DALLAS, TX - Despite positive economic indicators like record wage growth and falling unemployment, housing confidence remained flat from June through September, according to the new ValueInsured Housing Confidence Index.
Housing confidence rose a mere 0.2 points from June through September to 68.9 on the hundred-point scale. That figure is up 1.9 points since March. A number of factors are likely to blame for the subdued confidence measure, according to Joe Melendez, CEO of ValueInsured.
"Home prices rose over the summer, putting them out of reach for many renters who also saw their rents rising," said Melendez. "Another factor suppressing housing confidence is the unsettling presidential contest and uncertain future it entails. Combine those factors with the hangover of the 2008 housing crisis, and many prospective buyers really need a confidence boost."
The ValueInsured Housing Confidence Index is the aggregate mean of seven multidimensional confidence measures collected through the Modern Homebuyer Survey, which is conducted once per quarter. As such, the Index reflects the attitudes of American homeowners and non-homeowners toward the housing market and benefits of buying a home.

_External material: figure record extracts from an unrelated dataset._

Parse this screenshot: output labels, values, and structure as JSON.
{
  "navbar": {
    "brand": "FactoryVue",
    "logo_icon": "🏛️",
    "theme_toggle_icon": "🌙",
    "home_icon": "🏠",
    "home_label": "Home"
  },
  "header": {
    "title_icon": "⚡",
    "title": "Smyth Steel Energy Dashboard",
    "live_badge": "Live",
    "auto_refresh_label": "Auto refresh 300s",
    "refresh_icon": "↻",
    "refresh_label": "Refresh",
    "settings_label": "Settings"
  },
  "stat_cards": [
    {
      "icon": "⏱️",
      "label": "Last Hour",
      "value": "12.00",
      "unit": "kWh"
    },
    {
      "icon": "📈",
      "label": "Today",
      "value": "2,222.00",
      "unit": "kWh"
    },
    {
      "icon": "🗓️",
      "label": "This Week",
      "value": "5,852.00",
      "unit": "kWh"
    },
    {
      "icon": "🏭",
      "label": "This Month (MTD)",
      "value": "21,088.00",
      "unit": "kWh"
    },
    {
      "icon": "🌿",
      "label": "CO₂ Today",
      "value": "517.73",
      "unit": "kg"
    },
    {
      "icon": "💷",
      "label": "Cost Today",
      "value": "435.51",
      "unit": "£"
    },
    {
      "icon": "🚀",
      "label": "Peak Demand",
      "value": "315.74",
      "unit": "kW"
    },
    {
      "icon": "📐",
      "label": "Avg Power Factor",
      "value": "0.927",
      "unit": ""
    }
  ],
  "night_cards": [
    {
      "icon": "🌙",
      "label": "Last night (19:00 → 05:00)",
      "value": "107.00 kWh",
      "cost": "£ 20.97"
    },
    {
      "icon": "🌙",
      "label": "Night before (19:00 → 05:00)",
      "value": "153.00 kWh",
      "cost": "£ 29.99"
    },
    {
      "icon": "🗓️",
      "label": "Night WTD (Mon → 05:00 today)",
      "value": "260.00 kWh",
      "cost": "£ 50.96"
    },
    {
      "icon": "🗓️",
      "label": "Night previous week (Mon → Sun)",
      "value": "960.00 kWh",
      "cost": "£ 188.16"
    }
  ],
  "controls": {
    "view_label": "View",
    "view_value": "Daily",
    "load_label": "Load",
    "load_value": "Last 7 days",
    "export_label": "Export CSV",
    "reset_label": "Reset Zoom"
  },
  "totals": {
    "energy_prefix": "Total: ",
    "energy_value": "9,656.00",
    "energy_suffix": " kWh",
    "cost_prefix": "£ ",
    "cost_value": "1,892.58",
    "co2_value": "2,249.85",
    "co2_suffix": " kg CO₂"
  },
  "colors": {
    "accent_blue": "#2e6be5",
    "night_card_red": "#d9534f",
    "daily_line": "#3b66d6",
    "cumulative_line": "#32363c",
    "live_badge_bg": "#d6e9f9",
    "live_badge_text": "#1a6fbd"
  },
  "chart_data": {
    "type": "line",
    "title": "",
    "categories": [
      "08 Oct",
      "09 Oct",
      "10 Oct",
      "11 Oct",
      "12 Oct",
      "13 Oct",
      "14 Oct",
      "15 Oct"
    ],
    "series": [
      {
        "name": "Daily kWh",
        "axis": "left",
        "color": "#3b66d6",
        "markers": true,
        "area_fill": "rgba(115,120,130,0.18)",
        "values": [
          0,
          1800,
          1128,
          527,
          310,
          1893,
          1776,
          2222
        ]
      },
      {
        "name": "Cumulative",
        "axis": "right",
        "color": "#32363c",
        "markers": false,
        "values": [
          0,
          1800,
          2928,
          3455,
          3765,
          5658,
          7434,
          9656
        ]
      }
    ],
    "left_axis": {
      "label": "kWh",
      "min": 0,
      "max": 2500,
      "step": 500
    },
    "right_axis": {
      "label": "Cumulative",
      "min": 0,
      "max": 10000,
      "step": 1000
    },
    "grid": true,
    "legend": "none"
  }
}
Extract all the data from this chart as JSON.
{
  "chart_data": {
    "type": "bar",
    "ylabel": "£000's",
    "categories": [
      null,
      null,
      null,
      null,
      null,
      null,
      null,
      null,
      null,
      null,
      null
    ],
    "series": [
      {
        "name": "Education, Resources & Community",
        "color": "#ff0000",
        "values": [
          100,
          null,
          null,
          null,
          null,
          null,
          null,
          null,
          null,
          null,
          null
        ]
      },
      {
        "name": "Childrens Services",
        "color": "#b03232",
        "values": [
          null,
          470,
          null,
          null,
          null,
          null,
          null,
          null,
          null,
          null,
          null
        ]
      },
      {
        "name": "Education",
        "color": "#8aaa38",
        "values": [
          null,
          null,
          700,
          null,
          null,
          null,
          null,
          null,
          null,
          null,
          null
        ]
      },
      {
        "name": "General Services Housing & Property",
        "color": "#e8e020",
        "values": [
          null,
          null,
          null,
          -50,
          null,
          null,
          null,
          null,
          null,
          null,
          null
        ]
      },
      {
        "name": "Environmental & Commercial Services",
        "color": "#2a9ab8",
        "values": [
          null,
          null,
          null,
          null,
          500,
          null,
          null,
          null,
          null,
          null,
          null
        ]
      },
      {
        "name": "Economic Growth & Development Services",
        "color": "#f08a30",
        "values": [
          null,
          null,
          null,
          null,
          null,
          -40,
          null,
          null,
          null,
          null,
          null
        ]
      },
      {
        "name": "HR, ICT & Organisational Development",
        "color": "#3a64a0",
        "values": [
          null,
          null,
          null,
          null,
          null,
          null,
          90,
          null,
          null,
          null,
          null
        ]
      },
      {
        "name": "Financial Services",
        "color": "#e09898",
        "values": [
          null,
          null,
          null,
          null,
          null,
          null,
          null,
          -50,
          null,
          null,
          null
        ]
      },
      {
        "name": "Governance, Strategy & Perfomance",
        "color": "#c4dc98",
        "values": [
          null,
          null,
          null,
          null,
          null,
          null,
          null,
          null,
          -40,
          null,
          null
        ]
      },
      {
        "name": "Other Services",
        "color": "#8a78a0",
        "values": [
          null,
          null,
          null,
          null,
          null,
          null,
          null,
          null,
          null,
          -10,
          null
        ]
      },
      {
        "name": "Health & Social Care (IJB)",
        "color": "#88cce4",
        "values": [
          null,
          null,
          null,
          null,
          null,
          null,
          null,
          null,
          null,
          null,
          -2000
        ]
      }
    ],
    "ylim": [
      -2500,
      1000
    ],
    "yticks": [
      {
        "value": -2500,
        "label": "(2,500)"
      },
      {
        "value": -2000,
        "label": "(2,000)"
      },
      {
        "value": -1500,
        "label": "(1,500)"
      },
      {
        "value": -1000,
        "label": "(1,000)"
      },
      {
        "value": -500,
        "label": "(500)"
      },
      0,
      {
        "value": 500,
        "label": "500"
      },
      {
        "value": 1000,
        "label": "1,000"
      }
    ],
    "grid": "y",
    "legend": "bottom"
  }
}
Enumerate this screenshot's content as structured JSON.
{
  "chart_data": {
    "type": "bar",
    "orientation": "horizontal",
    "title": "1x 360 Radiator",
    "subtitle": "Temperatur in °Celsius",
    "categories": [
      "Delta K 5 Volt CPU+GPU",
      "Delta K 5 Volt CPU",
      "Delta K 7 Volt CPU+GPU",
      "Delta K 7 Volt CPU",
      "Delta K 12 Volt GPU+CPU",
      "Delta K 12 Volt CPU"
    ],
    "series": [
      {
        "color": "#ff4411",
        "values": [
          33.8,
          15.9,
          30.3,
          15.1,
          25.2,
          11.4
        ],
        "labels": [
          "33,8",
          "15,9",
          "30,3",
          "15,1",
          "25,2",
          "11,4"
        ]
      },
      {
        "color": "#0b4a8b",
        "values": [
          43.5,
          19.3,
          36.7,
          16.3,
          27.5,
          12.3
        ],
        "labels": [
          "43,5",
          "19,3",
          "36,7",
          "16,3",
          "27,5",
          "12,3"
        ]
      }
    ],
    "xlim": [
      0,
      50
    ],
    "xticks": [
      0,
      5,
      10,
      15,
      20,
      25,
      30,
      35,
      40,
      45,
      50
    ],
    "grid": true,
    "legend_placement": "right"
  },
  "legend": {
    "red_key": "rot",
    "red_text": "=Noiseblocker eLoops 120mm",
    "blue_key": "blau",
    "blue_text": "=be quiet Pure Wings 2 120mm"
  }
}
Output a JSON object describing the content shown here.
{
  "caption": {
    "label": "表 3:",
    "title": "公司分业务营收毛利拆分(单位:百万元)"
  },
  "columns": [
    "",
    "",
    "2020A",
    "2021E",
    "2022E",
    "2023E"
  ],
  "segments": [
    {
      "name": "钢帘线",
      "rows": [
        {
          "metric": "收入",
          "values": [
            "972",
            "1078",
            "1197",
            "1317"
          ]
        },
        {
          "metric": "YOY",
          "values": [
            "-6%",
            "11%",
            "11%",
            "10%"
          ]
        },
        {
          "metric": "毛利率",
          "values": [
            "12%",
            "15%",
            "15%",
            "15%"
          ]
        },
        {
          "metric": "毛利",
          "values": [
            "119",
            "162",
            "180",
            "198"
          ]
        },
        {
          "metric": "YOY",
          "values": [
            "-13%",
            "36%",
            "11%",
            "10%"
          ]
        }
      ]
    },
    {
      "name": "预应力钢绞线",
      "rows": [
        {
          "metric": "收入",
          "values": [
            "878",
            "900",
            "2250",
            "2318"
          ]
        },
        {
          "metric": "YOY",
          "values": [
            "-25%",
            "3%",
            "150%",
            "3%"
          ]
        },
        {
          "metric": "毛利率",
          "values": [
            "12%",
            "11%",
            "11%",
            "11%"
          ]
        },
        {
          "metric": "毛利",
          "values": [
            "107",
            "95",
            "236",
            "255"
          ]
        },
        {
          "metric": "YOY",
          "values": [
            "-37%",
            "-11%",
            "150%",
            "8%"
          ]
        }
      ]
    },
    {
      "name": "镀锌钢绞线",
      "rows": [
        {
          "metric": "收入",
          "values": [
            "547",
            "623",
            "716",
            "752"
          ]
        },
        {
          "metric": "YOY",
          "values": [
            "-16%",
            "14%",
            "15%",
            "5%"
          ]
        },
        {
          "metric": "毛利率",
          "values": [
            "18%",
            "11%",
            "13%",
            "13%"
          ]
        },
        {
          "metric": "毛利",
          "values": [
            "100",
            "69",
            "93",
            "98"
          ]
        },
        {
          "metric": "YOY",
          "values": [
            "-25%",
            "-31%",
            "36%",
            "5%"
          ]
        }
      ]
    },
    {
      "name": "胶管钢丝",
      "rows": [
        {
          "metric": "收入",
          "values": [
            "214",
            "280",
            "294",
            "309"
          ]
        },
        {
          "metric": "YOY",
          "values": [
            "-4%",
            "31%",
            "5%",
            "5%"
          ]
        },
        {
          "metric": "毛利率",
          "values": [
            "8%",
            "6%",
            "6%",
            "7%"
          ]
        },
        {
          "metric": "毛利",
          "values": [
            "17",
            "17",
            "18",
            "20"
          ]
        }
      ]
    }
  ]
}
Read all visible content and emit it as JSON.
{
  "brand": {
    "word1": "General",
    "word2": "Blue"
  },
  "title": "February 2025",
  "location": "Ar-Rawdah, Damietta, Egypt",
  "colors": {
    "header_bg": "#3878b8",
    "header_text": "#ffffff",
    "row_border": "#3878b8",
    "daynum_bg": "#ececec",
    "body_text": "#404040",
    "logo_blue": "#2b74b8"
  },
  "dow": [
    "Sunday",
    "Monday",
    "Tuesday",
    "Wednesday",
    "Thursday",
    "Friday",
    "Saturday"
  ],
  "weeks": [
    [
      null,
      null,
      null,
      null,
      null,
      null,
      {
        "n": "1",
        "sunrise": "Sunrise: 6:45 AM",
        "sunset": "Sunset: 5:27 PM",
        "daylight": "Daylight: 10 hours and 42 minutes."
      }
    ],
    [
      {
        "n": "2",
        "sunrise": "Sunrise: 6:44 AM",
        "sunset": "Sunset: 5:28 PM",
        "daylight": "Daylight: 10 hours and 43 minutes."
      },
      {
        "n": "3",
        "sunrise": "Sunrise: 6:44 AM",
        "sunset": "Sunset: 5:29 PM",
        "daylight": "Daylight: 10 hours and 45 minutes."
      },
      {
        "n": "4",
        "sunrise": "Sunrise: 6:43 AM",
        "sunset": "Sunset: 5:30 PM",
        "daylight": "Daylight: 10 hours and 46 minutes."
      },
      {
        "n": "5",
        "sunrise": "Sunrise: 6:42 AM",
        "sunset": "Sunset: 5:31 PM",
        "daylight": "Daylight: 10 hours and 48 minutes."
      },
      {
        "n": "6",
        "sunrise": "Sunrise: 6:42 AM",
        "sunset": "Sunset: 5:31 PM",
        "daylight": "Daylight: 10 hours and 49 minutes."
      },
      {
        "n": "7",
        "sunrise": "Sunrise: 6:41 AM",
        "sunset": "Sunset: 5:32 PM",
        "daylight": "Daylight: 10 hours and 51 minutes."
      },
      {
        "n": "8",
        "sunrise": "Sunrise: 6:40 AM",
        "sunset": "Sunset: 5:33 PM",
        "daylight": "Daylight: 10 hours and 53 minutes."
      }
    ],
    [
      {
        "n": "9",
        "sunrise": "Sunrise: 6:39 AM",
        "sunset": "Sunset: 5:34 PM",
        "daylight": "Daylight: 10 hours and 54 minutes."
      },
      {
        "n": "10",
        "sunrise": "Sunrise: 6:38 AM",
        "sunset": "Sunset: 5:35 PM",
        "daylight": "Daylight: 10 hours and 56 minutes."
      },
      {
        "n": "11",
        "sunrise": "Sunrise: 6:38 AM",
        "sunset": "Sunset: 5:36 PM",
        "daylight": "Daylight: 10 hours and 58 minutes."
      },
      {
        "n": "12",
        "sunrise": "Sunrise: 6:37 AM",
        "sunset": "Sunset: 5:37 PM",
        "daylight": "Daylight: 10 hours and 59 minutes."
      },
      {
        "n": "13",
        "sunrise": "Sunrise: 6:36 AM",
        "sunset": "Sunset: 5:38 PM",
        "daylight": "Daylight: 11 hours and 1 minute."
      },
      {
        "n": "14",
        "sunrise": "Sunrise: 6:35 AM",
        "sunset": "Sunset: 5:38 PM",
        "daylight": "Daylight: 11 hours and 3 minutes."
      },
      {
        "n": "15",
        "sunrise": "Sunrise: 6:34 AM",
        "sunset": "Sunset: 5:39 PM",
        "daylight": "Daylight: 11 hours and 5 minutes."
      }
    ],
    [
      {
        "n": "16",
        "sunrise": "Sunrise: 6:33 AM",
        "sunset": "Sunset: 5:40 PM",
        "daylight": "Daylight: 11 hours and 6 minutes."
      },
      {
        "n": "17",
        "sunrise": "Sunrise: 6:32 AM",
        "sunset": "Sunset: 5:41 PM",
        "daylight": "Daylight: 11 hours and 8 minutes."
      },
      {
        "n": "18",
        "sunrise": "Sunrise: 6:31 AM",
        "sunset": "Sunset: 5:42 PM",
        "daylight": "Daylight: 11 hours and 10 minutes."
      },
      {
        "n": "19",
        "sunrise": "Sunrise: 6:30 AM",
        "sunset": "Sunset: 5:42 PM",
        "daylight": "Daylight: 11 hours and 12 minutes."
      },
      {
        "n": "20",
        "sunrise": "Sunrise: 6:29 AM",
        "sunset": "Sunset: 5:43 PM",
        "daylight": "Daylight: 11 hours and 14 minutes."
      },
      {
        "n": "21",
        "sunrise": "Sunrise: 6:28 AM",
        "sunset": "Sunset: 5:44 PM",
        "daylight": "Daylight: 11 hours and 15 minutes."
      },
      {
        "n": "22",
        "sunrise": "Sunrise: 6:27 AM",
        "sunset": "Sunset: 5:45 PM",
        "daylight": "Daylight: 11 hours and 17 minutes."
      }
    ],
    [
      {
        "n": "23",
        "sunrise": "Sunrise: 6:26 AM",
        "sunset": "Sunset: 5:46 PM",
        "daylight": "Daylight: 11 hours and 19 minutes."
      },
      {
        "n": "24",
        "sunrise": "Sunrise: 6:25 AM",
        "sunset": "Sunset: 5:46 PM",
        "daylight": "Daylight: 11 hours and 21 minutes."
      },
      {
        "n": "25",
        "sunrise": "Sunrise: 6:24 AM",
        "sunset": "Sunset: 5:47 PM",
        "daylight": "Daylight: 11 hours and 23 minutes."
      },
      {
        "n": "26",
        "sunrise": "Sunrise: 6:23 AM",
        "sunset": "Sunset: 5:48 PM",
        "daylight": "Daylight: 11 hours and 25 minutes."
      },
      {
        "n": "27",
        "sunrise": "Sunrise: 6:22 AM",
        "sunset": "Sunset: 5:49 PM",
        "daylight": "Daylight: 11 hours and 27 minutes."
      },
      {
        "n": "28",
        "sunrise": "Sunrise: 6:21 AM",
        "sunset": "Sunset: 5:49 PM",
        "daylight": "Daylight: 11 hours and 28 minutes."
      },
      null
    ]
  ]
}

A significant factor in the flat confidence index is the continued uncertainty and anxiety of millennials. Although three-in-four (76 percent) millennial non-homeowners (i.e., would-be first-time buyers) want to buy a home, less than two-in-five (38 percent) are confident they can afford a down payment. Millennials also outpace Americans in general in a number of other home buying concerns measured by the survey:
Overall, millennials are skeptical and bracing for volatility. They are more likely to expect a price bubble and correction in the next two years than Americans overall (60 percent of millennials vs. 47 percent of Americans). Prospective first-time homebuyers in particular are nervous about market instability – only a quarter of these millennial non-homeowners are confident that the 2008 housing crisis will not happen again in their lifetimes.
On the bright side, 70 percent of millennials said the American Dream is alive and well. They do, however, describe it differently than past generations. They want to own a home but not be tied down by it. More than four-in-five (83 percent) millennials say their new definition of the American Dream is "owning a home on my own terms while staying mobile, agile and financially secure." In fact, more than four-in-five (81 percent) millennials plan to live in their current home for less than five years.